The switch to crime fiction brought about twin anxieties of plot and character: Nicol mentions how the literary novel often has very little discernible plot movement, but that crime fiction requires carefully honed, meticulously executed plots. Characters should also have sufficient depth; it is simply not done to “discuss his characters’ eyebrows going up and down at a meal over the course of four or five pages”. Crime fiction writing is therefore “huge fun”, and “writing sentences with ‘kill’ in them is incredibly liberating”. I can only imagine.

When discussing Of Cops and Robbers, Meyer describes Nicol’s style as “by far the best in South Africa.” Meyer praises Nicol’s “deliciously complex” characters, and commends the author’s ability to create indelible scenes.

Nicol, in turn, says that he wanted to populate the novel with younger main characters, so he created PI Fish Pescado – the lean, mean blonde surfer who sells dagga to the upper middle-class; and compulsive gambler Vicki Kahn – beautiful, exotic, feisty. He needed to “suppress” the protagonist, and therefore included his over-bearing mother to keep tabs on him (from London). Nicol notes that he is “fighting over territory, cornering bits and pieces” of Cape Town along with Meyer and Margie Orford, so he based the action in Muizenberg.

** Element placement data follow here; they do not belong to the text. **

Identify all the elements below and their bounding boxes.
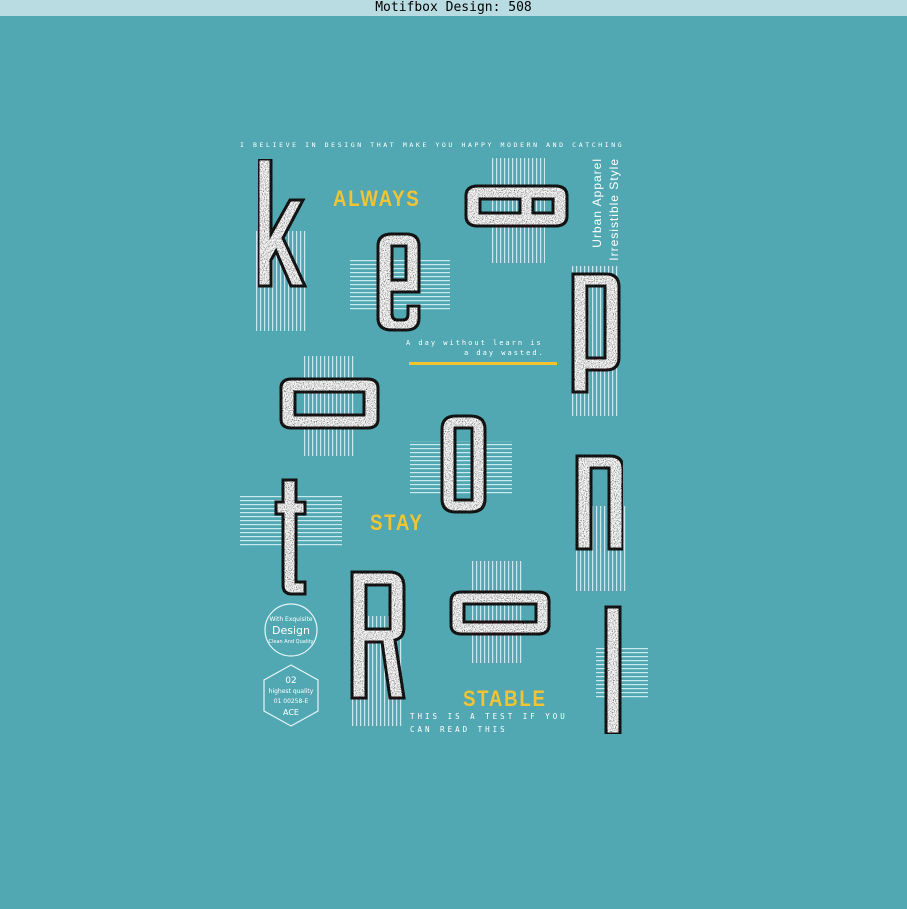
badge-hex-line1: 02: [285, 676, 296, 686]
quote-line-1: A day without learn is: [406, 339, 543, 347]
vertical-text-urban: Urban Apparel: [590, 158, 604, 248]
word-always: ALWAYS: [333, 186, 421, 211]
badge-hex-line3: 01 00258-E: [274, 698, 309, 705]
badge-circle-line1: With Exquisite: [270, 616, 313, 623]
vertical-text-style: Irresistible Style: [607, 158, 621, 261]
tagline-top: I BELIEVE IN DESIGN THAT MAKE YOU HAPPY …: [240, 141, 625, 149]
hexagon-badge: 02 highest quality 01 00258-E ACE: [263, 664, 319, 727]
quote-underline: [409, 362, 557, 365]
badge-hex-line2: highest quality: [269, 688, 314, 695]
design-canvas: With Exquisite Design Clean And Quality …: [0, 16, 907, 909]
design-artwork: With Exquisite Design Clean And Quality …: [240, 157, 648, 736]
letter-l: [604, 605, 622, 736]
badge-circle-line3: Clean And Quality: [269, 639, 314, 645]
letter-e-1: [376, 232, 421, 332]
quote-line-2: a day wasted.: [464, 349, 545, 357]
badge-circle-line2: Design: [272, 624, 310, 637]
bottom-line-1: THIS IS A TEST IF YOU: [410, 712, 568, 721]
window-title: Motifbox Design: 508: [0, 0, 907, 16]
badge-hex-line4: ACE: [283, 708, 299, 717]
bottom-line-2: CAN READ THIS: [410, 725, 508, 734]
word-stable: STABLE: [463, 686, 547, 711]
circle-badge: With Exquisite Design Clean And Quality: [264, 603, 318, 657]
word-stay: STAY: [370, 510, 424, 535]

The novel generates tension through the interplay and movement between present and past, a past that chronicles a hit squad known as “The Icing Unit”. A bergie travelling from Stellenbosch to Muizenberg with his manuscript made it into the novel, along with various other historical events and persons that Nicol was to fictionalise: The disappearance and hording of gold bullion (shipped to Switzerland by paranoid National party heads) and the contingent, mysterious “RAU TEM” murders of National Party MP Smit and his wife; the Miss Landmine beauty pageant held in Angola, where the winner receives a Scandinavian-made prosthesis; the interception and killing of the Cradock Four, and the murder of Dulcie September in Paris. The way Nicol appropriates history and politics raises interesting questions about form.

Meyer comments that we “don’t really know who the cops and who the robbers are” in present day SA. Nicol responds that he initially felt the atrocities under apartheid couldn’t repeat post-apartheid, yet “Things happen here in a week that haven’t been seen in Finland since the Vikings!”

I could tell you more about what was said about Epsom salts, and how “history leaps out at you walking down the aisles of Pick 'n Pay”, Nicol as a “closet Afrikaner”, and how the last line of Black Heart was written six years before the novel itself, but you really had to be there yourself. After reading Of Cops and Robbers I assure you that the genre is in good hands.